Inspirei-me em dezenas de imagens e ideias. Reuni os meus guilty pleasures da Disney, os meus encantos pelo Harry Potter e Senhor dos Anéis, e rumei ao IKEA. Sem uma lista palpável e com uma imaginação fértil e esvoaçante. Erro crasso.

O carrinho tinha já tudo o que não precisava: um funil, talheres extra, taças de bamboo, velas e luzes de Natal. No caso de, quem sabe, ficar sem luz. Ia ao encontro do tapete amarelo, para a casa de banho, quando o telefone tocou. Não sei como, a rede é bastante fraca ou nula em todos os IKEA daqui. Mas tocou.

Do outro lado uma voz trémula e de choro anunciavam más notícias. Engoli em seco e desviei-me do centro do corredor, como se me encostasse à beira da estrada. Apoiei-me no móvel dos lençóis e a chamada caiu. Duas lágrimas, desobedientes, riscaram a maquilhagem. Olhei em redor, controlei a respiração de pânico e insisti nos telefonemas. Discuti, questionei, gesticulei, chorei e a chamada caiu novamente. Não me recordo do que disse ou dos pormenores do que ouvi.

Um zumbido apoderou-se da minha cabeça e o corpo ficou dormente. A história repetia-se. Lembrei de tudo o que já havia enterrado e vi o mesmo poço, em que todos nos afundámos, no final dessa memória. Pensava no pior, como todos fazemos aquando amedrontados, quando alguém me cortou o pensamento e me perguntou se estava bem.

Fitei aquele ser humano vestido de amarelo e lembrei do tapete que me levou ali. Retorqui com um sorriso apressado, assenti e segui caminho.

Finalizei o pagamento sem saber o que havia comprado, o tapete estava lá. Objetivo cumprido.
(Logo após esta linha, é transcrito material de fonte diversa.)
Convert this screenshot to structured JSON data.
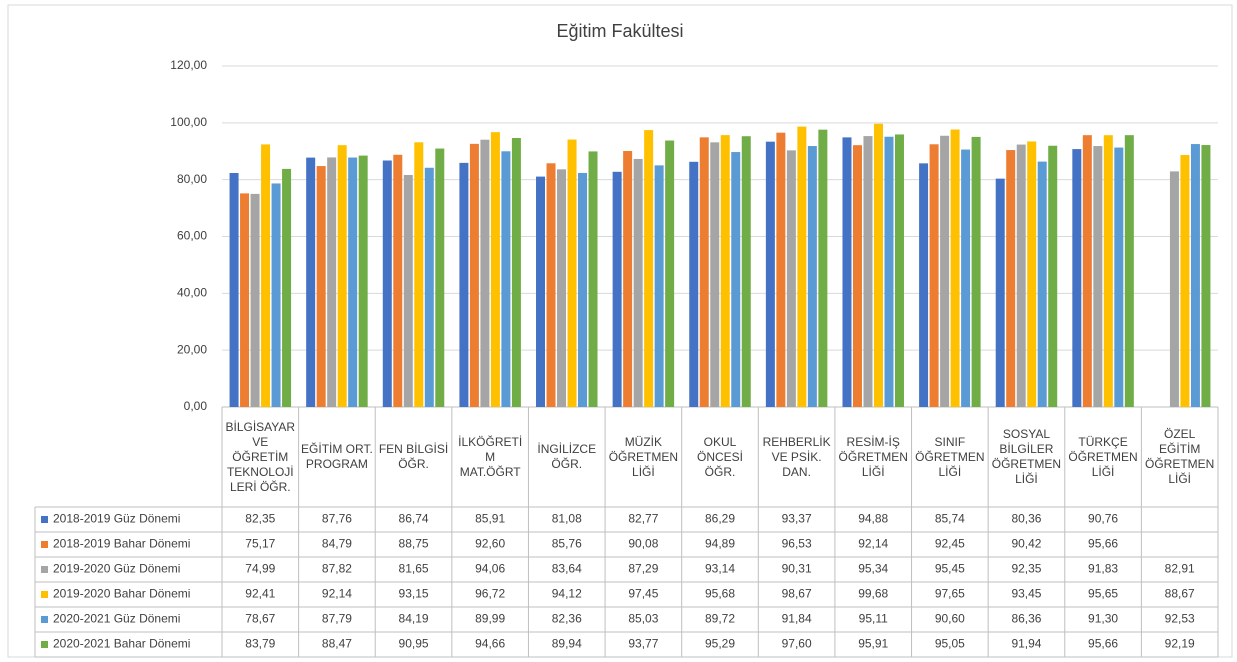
{
  "chart_data": {
    "type": "bar",
    "title": "Eğitim Fakültesi",
    "categories": [
      "BİLGİSAYAR VE ÖĞRETİM TEKNOLOJİLERİ ÖĞR.",
      "EĞİTİM ORT. PROGRAM",
      "FEN BİLGİSİ ÖĞR.",
      "İLKÖĞRETİM MAT.ÖĞRT",
      "İNGİLİZCE ÖĞR.",
      "MÜZİK ÖĞRETMENLİĞİ",
      "OKUL ÖNCESİ ÖĞR.",
      "REHBERLİK VE PSİK. DAN.",
      "RESİM-İŞ ÖĞRETMENLİĞİ",
      "SINIF ÖĞRETMENLİĞİ",
      "SOSYAL BİLGİLER ÖĞRETMENLİĞİ",
      "TÜRKÇE ÖĞRETMENLİĞİ",
      "ÖZEL EĞİTİM ÖĞRETMENLİĞİ"
    ],
    "series": [
      {
        "name": "2018-2019 Güz Dönemi",
        "color": "#4472c4",
        "values": [
          82.35,
          87.76,
          86.74,
          85.91,
          81.08,
          82.77,
          86.29,
          93.37,
          94.88,
          85.74,
          80.36,
          90.76,
          null
        ],
        "value_labels": [
          "82,35",
          "87,76",
          "86,74",
          "85,91",
          "81,08",
          "82,77",
          "86,29",
          "93,37",
          "94,88",
          "85,74",
          "80,36",
          "90,76",
          null
        ]
      },
      {
        "name": "2018-2019 Bahar Dönemi",
        "color": "#ed7d31",
        "values": [
          75.17,
          84.79,
          88.75,
          92.6,
          85.76,
          90.08,
          94.89,
          96.53,
          92.14,
          92.45,
          90.42,
          95.66,
          null
        ],
        "value_labels": [
          "75,17",
          "84,79",
          "88,75",
          "92,60",
          "85,76",
          "90,08",
          "94,89",
          "96,53",
          "92,14",
          "92,45",
          "90,42",
          "95,66",
          null
        ]
      },
      {
        "name": "2019-2020 Güz Dönemi",
        "color": "#a5a5a5",
        "values": [
          74.99,
          87.82,
          81.65,
          94.06,
          83.64,
          87.29,
          93.14,
          90.31,
          95.34,
          95.45,
          92.35,
          91.83,
          82.91
        ],
        "value_labels": [
          "74,99",
          "87,82",
          "81,65",
          "94,06",
          "83,64",
          "87,29",
          "93,14",
          "90,31",
          "95,34",
          "95,45",
          "92,35",
          "91,83",
          "82,91"
        ]
      },
      {
        "name": "2019-2020 Bahar Dönemi",
        "color": "#ffc000",
        "values": [
          92.41,
          92.14,
          93.15,
          96.72,
          94.12,
          97.45,
          95.68,
          98.67,
          99.68,
          97.65,
          93.45,
          95.65,
          88.67
        ],
        "value_labels": [
          "92,41",
          "92,14",
          "93,15",
          "96,72",
          "94,12",
          "97,45",
          "95,68",
          "98,67",
          "99,68",
          "97,65",
          "93,45",
          "95,65",
          "88,67"
        ]
      },
      {
        "name": "2020-2021 Güz Dönemi",
        "color": "#5b9bd5",
        "values": [
          78.67,
          87.79,
          84.19,
          89.99,
          82.36,
          85.03,
          89.72,
          91.84,
          95.11,
          90.6,
          86.36,
          91.3,
          92.53
        ],
        "value_labels": [
          "78,67",
          "87,79",
          "84,19",
          "89,99",
          "82,36",
          "85,03",
          "89,72",
          "91,84",
          "95,11",
          "90,60",
          "86,36",
          "91,30",
          "92,53"
        ]
      },
      {
        "name": "2020-2021 Bahar Dönemi",
        "color": "#70ad47",
        "values": [
          83.79,
          88.47,
          90.95,
          94.66,
          89.94,
          93.77,
          95.29,
          97.6,
          95.91,
          95.05,
          91.94,
          95.66,
          92.19
        ],
        "value_labels": [
          "83,79",
          "88,47",
          "90,95",
          "94,66",
          "89,94",
          "93,77",
          "95,29",
          "97,60",
          "95,91",
          "95,05",
          "91,94",
          "95,66",
          "92,19"
        ]
      }
    ],
    "ylim": [
      0,
      120
    ],
    "yticks": [
      {
        "value": 0,
        "label": "0,00"
      },
      {
        "value": 20,
        "label": "20,00"
      },
      {
        "value": 40,
        "label": "40,00"
      },
      {
        "value": 60,
        "label": "60,00"
      },
      {
        "value": 80,
        "label": "80,00"
      },
      {
        "value": 100,
        "label": "100,00"
      },
      {
        "value": 120,
        "label": "120,00"
      }
    ],
    "grid": true
  }
}
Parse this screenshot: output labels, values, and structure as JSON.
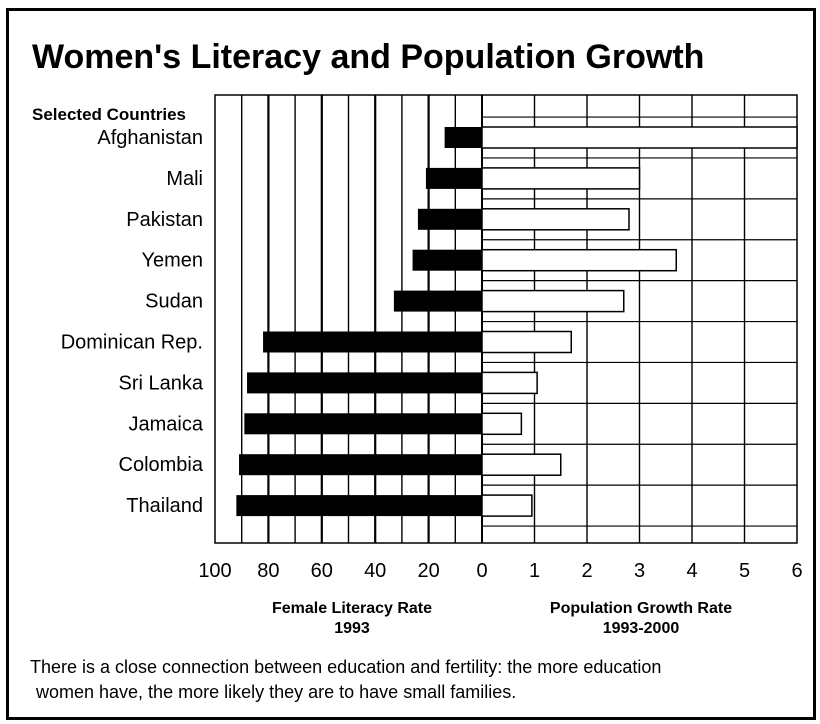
{
  "chart_data": {
    "type": "bar",
    "title": "Women's Literacy and Population Growth",
    "category_header": "Selected Countries",
    "categories": [
      "Afghanistan",
      "Mali",
      "Pakistan",
      "Yemen",
      "Sudan",
      "Dominican Rep.",
      "Sri Lanka",
      "Jamaica",
      "Colombia",
      "Thailand"
    ],
    "series": [
      {
        "name": "Female Literacy Rate 1993",
        "axis_title_line1": "Female Literacy Rate",
        "axis_title_line2": "1993",
        "color": "#000000",
        "values": [
          14,
          21,
          24,
          26,
          33,
          82,
          88,
          89,
          91,
          92
        ],
        "xlim": [
          100,
          0
        ],
        "ticks": [
          "100",
          "80",
          "60",
          "40",
          "20",
          "0"
        ]
      },
      {
        "name": "Population Growth Rate 1993-2000",
        "axis_title_line1": "Population Growth Rate",
        "axis_title_line2": "1993-2000",
        "color": "#ffffff",
        "values": [
          6.0,
          3.0,
          2.8,
          3.7,
          2.7,
          1.7,
          1.05,
          0.75,
          1.5,
          0.95
        ],
        "xlim": [
          0,
          6
        ],
        "ticks": [
          "1",
          "2",
          "3",
          "4",
          "5",
          "6"
        ]
      }
    ],
    "grid": true,
    "legend": "none"
  },
  "caption_line1": "There is a close connection between education and fertility: the more education",
  "caption_line2": "women have, the more likely they are to have small families."
}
Quando a rede voltou, sentei-me ao telefone. As incertezas e dúvidas eram ainda maiores. Abri uma garrafa de vinho, convoquei duas amigas e esqueci o resto da noite.

Na manhã seguinte, o exército estava completo. Mesmo que desprovidos de armas e coragem, estávamos todos prontos para a batalha. Juntos, todos.